Prenez une carte de l’Afrique et coloriez en rouge tous les pays où les pouvoirs en place ont été renversés ces dernières années. Vous retrouverez, la Guinée, le Soudan, le Tchad, le Mali, le Burkina Faso, et le Niger. De la façade Atlantique à l’Océan Indien, une bande rouge barre l’Afrique et la coupe en deux sur une longueur de 6 000 km. On appelle cela la « coup belt », la ceinture des coups d’État. Elle crée une zone d’instabilité, avec des pouvoirs en mal de légitimité interne, et externe, des pouvoirs généralement tentés d’aller chercher vers la Russie, grand pourvoyeur d’armes, peu regardant sur les questions de démocratie, le soutien international que leur refusent les pays occidentaux. Des pays riches en matières premières, stratégiquement importants, traversés par des couloirs de contrebande et de migrations vers l’Europe, et bien souvent aussi en proie à des insurrections locales.

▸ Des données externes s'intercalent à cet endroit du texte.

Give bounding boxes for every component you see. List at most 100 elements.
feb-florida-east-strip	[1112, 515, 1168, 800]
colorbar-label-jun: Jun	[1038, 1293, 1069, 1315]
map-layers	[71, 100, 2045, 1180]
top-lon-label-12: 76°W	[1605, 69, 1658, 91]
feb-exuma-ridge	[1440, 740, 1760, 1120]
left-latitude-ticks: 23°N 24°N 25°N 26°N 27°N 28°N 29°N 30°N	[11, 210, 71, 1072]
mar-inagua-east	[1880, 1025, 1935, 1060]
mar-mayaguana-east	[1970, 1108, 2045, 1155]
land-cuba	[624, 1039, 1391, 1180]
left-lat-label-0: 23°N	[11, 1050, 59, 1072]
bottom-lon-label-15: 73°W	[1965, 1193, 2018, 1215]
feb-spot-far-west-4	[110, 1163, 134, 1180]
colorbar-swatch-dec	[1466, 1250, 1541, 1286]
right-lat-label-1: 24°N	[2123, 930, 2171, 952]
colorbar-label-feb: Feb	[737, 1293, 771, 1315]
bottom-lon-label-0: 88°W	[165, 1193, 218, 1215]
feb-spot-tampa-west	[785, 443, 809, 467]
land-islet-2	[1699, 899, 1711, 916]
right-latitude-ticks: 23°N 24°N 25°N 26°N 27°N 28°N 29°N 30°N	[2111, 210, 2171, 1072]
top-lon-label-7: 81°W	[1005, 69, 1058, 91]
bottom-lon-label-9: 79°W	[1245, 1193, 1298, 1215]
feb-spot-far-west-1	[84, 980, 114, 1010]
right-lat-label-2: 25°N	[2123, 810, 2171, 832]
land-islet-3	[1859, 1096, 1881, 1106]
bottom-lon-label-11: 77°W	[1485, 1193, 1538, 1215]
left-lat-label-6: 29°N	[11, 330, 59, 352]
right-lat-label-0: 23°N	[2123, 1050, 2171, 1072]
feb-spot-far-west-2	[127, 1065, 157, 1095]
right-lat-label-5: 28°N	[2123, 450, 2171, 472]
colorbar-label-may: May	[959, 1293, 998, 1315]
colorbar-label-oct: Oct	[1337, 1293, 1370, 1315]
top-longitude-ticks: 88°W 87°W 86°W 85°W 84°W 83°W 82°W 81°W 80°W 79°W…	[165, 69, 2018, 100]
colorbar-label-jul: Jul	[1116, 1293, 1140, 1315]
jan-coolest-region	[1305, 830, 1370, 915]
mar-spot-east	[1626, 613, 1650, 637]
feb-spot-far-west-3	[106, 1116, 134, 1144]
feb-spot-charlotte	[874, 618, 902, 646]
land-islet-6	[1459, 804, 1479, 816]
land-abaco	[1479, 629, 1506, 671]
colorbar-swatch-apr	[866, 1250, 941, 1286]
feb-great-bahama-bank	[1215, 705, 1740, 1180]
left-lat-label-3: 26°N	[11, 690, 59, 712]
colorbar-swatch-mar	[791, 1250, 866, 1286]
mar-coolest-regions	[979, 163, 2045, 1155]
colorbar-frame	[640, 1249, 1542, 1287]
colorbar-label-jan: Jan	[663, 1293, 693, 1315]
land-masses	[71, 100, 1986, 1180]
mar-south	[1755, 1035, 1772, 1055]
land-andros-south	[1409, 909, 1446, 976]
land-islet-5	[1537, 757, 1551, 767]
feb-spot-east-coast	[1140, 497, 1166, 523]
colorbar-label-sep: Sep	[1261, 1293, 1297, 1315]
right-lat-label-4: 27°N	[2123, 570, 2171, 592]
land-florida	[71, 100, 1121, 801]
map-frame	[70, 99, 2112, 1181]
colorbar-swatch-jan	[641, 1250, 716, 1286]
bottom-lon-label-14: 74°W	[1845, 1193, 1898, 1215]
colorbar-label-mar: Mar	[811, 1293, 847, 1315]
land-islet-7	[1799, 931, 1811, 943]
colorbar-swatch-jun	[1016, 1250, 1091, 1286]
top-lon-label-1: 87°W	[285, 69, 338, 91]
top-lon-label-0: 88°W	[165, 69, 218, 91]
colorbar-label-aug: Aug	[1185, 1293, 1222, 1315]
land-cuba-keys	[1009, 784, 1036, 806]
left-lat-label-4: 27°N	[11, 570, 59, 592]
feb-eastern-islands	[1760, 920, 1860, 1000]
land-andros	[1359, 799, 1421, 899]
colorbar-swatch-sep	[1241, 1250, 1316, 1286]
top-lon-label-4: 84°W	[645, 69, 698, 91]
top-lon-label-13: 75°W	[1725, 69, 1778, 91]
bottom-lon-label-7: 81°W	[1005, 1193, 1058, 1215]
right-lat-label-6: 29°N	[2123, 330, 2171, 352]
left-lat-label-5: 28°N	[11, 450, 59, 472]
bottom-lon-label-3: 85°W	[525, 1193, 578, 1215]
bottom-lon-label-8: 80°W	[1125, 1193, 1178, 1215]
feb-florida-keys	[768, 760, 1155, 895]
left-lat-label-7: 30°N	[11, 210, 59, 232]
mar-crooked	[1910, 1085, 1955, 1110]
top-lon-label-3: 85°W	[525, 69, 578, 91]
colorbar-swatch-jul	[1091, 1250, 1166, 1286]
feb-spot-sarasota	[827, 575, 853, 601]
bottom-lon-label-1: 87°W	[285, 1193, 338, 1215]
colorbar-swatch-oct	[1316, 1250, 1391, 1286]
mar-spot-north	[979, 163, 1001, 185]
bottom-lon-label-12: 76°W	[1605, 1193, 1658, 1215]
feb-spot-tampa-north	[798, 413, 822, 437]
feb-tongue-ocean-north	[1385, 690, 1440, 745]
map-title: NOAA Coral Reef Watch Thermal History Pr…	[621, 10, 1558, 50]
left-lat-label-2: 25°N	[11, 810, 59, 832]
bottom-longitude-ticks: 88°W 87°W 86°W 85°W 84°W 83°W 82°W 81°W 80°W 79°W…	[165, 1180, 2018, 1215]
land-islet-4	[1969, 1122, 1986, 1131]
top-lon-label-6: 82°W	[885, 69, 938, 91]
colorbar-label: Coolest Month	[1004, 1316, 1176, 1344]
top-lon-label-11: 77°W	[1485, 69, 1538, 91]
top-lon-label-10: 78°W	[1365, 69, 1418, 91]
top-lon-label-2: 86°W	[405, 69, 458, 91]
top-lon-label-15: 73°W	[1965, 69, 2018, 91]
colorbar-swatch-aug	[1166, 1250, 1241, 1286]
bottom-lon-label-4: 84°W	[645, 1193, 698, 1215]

Dans cette diagonale d’instabilité le Niger est le dernier domino à tomber et on voit bien à quel point ce pays – pourtant enclavé et l’un des plus pauvres au monde – est stratégiquement si important. On peut le mesurer notamment à la durée de cette séquence, depuis le début de la séquestration du président Mohamed Bazoum, le mercredi 26 juillet. Le Tchad est aussi confronté à une rébellion et une crise économique. Mahamat Déby a pris le pouvoir il y a deux ans après la mort de son père Idriss Deby. La France a avalisé le putsch du fils Deby, contrairement aux autres coups d’Etat qu’elle a systématiquement dénoncés. Le Tchad est d’ailleurs le dernier pays où la présence française est acceptée au Sahel. Pour éviter tout pronunciamiento, Mahamat Deby vient de promouvoir une nouvelle vague de militaires, après avoir mis en retraite forcée d’anciens généraux de l’armée tchadienne. De quoi refonder un système d’allégeances, face à un paysage politique morcelé.
Le Niger est une base stratégique pour des pays influents
On en est à presque trois semaines de médiations et d’incertitude sur l’issue de ce coup d’État. Le Niger est un pays stratégique évidemment pour la France, mais aussi pour les États-Unis qui y disposent de plusieurs bases militaires, notamment pour les drones. Plus de 1500 soldats français et quelque 1 100 soldats américains y sont stationnés, et c’est du Niger que les États-Unis opèrent pour l’essentiel de leurs interventions militaires en Afrique, de la Libye au Soudan. Comme au demeurant la France, obligée par les putschistes maliens et burkinabé de quitter leurs bases dans ces deux pays.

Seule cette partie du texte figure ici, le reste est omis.